Samenspender

Fiction

Da steht Luise jetzt in dem Zimmer und weiß nicht, wie sie sagen soll, was sie getan hat. Ihr Freund sitzt am Schreibtisch und geht noch wie immer die Emails durch, die er in nicht im Büro hatte bewältigen können. Sie könnte ihm noch einen Tee machen und sich neben ihn setzen, aber er wird wohl nur sagen, er habe noch zu tun. Es ist spät, aber beide haben nicht zusammen gegessen, weil er noch in einer Sitzung sein musste, da der neueste Pitch vorbereitet werden musste. Es sei jetzt viel zu tun, sagt er, die Herbstkampagnen müssten vorbereitet werden und jetzt sei dieser Pitch dazugekommen, der die Agentur auf ein neues Level heben würde. Ihr Freund wird jetzt noch bis spät in die Nacht da sitzen, gebeugt über sein Macbook, es gehe, wie er kurz gesagt hatte, um irgendein digitales Projekt, aber Luise hatte nicht zugehört, wie denn auch, nach dem, was heute geschehen war. Warum merkt er nichts, sagt sie sich, Markus müsste es doch spüren, natürlich spürt man es bei einer Frau, vor allem bei einer Frau, mit der man Bett und Wohnung teilt.

Markus ist anders geworden, der Rücken fester und verhärteter, der Bauch weicher, die Stimme fester und gemessener, distanzierter und machtbewusster, seit er öfters nach London und New York fliegt, um die Kampagnen abzugleichen, die angesichts der Klimakrise entworfen werde.

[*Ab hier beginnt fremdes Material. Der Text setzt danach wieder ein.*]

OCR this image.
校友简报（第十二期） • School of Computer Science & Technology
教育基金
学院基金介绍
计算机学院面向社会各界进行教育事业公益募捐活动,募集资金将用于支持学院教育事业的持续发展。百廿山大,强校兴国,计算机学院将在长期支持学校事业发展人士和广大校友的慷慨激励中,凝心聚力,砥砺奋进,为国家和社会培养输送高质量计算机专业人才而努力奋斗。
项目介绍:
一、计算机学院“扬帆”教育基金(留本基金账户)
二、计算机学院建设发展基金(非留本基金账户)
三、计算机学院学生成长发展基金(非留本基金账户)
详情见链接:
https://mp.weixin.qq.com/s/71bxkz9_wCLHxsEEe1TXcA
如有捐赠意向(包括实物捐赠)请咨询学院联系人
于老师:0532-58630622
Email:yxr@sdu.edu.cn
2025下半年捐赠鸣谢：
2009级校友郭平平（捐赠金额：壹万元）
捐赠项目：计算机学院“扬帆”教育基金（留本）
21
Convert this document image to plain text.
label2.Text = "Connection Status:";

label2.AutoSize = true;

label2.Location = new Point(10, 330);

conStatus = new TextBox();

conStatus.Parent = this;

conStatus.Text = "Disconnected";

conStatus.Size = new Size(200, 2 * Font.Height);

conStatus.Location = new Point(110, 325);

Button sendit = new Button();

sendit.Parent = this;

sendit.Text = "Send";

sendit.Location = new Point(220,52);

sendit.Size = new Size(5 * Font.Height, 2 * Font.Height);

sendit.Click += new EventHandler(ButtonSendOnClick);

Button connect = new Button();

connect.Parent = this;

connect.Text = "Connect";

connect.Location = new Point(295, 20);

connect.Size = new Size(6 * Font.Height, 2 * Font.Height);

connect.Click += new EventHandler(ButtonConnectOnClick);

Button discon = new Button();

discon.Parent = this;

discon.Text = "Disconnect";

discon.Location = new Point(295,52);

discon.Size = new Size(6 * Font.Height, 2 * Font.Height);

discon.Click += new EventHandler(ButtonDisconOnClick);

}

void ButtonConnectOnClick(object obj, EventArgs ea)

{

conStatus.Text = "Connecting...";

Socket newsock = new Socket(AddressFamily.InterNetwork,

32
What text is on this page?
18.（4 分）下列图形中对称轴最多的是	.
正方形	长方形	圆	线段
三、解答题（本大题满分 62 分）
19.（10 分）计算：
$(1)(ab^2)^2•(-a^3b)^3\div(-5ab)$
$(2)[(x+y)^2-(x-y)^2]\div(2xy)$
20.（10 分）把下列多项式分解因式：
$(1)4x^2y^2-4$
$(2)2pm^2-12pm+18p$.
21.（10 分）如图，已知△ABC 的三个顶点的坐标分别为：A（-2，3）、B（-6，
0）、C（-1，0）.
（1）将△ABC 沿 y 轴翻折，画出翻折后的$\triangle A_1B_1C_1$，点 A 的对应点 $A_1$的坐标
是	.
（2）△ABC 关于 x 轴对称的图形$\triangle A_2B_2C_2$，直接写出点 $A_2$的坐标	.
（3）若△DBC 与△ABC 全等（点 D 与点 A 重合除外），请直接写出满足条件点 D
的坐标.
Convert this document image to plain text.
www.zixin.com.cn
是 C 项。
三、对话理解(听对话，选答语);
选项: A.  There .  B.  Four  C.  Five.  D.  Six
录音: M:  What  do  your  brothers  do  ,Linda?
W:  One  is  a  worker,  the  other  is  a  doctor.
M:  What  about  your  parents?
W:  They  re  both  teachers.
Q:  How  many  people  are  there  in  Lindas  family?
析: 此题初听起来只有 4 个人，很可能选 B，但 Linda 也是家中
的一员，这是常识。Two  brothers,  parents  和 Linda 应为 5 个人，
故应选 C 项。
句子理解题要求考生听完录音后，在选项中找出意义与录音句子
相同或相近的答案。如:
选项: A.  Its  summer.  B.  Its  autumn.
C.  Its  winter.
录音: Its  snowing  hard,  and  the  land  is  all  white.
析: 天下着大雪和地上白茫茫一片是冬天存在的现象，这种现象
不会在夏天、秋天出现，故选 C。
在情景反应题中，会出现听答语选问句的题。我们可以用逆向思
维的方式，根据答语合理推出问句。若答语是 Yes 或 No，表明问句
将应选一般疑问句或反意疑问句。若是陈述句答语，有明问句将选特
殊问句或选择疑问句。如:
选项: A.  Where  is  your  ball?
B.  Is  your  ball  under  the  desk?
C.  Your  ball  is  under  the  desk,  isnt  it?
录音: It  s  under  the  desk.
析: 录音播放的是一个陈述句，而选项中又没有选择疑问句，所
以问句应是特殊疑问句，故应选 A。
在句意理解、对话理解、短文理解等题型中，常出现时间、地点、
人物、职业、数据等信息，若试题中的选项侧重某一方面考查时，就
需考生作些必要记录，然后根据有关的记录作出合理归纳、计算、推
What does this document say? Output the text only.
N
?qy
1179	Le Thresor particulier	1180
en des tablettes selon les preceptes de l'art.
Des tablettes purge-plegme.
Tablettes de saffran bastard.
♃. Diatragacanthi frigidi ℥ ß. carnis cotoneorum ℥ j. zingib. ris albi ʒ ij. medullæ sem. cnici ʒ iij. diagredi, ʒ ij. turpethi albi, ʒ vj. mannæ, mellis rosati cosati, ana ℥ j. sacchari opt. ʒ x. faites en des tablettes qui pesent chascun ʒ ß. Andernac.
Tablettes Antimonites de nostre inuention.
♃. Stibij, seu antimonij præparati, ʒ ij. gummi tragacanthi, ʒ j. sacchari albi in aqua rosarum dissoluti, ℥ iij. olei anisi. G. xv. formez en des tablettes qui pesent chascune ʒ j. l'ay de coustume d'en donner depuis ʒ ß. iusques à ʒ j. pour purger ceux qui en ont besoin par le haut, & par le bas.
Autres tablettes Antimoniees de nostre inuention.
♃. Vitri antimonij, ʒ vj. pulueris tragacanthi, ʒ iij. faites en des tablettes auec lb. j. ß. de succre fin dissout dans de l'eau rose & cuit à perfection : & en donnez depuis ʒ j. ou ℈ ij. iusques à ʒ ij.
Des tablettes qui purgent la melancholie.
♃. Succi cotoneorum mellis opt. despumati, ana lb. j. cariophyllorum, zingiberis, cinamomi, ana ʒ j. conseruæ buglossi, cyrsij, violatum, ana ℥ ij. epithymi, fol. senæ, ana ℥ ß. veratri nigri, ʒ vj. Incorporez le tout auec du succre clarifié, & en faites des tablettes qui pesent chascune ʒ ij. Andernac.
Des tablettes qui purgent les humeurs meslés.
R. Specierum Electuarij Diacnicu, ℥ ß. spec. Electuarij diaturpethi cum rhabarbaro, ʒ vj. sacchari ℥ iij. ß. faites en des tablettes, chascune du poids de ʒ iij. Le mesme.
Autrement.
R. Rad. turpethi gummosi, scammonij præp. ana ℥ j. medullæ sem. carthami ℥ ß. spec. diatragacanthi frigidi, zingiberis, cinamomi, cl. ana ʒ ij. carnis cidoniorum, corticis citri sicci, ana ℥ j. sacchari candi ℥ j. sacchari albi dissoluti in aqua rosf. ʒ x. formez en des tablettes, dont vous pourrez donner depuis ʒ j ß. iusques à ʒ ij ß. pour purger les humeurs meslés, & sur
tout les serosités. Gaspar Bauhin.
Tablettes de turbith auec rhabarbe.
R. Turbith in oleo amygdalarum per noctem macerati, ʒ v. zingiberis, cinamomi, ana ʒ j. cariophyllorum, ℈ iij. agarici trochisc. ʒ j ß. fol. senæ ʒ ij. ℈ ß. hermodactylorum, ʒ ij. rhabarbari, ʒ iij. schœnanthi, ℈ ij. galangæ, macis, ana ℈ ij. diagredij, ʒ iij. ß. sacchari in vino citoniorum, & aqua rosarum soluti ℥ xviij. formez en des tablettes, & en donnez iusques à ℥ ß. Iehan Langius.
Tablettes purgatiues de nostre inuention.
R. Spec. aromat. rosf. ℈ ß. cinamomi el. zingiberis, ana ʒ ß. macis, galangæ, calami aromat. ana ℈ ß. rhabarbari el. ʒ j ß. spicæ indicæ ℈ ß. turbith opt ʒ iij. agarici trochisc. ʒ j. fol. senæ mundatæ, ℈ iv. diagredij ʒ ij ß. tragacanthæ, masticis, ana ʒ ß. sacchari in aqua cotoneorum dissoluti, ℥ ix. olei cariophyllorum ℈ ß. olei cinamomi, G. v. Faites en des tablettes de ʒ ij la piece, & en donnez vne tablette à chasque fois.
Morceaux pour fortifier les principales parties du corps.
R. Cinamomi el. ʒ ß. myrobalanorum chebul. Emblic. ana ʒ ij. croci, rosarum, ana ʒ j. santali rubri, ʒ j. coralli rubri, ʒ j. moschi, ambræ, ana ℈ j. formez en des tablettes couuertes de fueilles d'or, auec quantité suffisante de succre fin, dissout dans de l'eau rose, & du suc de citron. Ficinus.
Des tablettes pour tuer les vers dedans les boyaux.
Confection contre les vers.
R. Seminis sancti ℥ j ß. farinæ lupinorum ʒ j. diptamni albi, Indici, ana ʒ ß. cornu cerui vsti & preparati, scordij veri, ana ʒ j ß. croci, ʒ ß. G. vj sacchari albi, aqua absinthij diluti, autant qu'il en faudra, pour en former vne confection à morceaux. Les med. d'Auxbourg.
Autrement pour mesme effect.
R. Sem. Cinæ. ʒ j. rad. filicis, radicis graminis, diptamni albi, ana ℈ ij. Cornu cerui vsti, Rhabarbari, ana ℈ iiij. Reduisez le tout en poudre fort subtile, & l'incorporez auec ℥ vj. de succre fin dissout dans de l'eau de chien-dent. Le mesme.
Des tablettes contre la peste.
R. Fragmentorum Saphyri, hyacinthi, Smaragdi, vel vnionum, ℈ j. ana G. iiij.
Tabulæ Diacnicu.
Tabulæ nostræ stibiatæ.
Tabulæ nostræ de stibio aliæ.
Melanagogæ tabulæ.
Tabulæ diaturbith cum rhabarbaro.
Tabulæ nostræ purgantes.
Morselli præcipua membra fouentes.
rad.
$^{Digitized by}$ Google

Aber trotzdem war heute geplant gewesen, man muss ja auch die Tage achten, Verkehr zu haben um in neun Monaten das Gastzimmer in ein Kinderzimmer verwandeln. Im Wohnzimmer ist alles sauber, die Vintage Sessel im dänischen Design sind heute geliefert worden, ihrer Holzlehnen riechen noch nach frischem Lack, irgendwie ist es für Luise gleichgültig jetzt, die Haut erinnert sich noch an ganz andere Oberflächen, die an einigen Stellen fast so hart wie Holz gewesen waren und anderswo weich, samtig fast, dabei war es nichtmal etwaige puppengleiche Schönheit, die sie in den Bann geschlagen hatte, denn es war, als wechselte bitterer, abgeschlossener Ernst mit spitzbübischen Lachen, wie ein Tag im April, der launisch zwischen Schnee und Sonne pendelt. Es war nicht augenscheinige Attraktivität gewesen, nein, geschweige denn irgendein Stil, er trug ja die hilflosen Sachen armer junger Männer, Hosen, die nicht ganz passen, verschossene Sweatshirts und dünne Turnschuhe, dazu ein paar Bartstoppeln, nichts, was eigen oder besonders gewesen wäre. Kann es sein, dass ein einziges Wort, ein einziger Satz trotzdem alles verändert, das ganze Bisherige in den Wind schleudert als wäre es eine Festplatte, die neu formatiert würde?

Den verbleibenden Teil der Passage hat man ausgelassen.